The Act passed by the Parliament has raised many queries and upset parents as there are sweeping changes sought to be made in the education system and syllabus.
The main bone of contention in Goa is the medium of instruction and whole day school.
The Act seeks to make it compulsory to have the mother tongue as the medium of instruction at the primary school level. In Goa this would mean either Konkani or Marathi and many parents are opposed to this as they would prefer the medium of instruction to be English.
In fact, there are a number of schools in Goa imparting education at the primary level in English medium. Even the Diocesan Education Society, which was the first to shift to Konkani medium, has now started a few schools in English medium. Although the Directorate of Education recognizes these English medium primary schools, they receive no grants from the government.

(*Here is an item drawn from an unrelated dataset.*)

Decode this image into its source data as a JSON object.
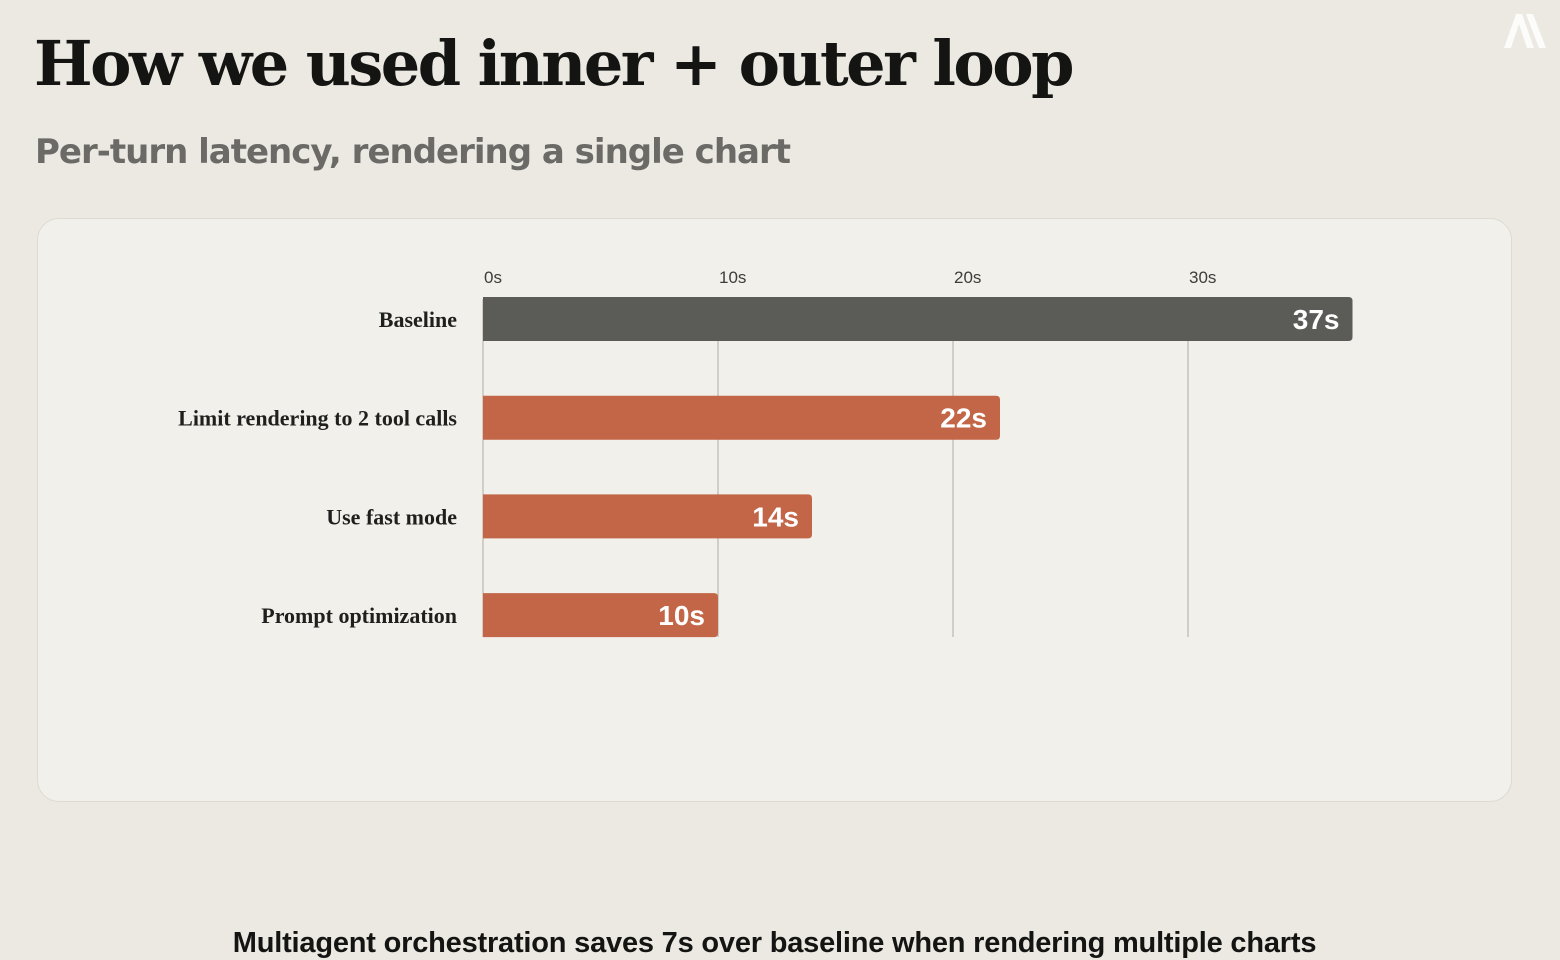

Various Parents Teachers Associations have vehemently opposed the provision to make mother tongue the medium of instruction and instead suggested that instruction be given in English with Konkani as a compulsory subject.
With regards to the proposal to have classes the whole day, most of the schools in Goa are ill-equipped to shift to this pattern as they either lack proper playground, recreational area and even sufficient classrooms. In fact, some schools use the same premises to conduct classes for the primary section for one part of the day and middle and high school section for the other part of the day.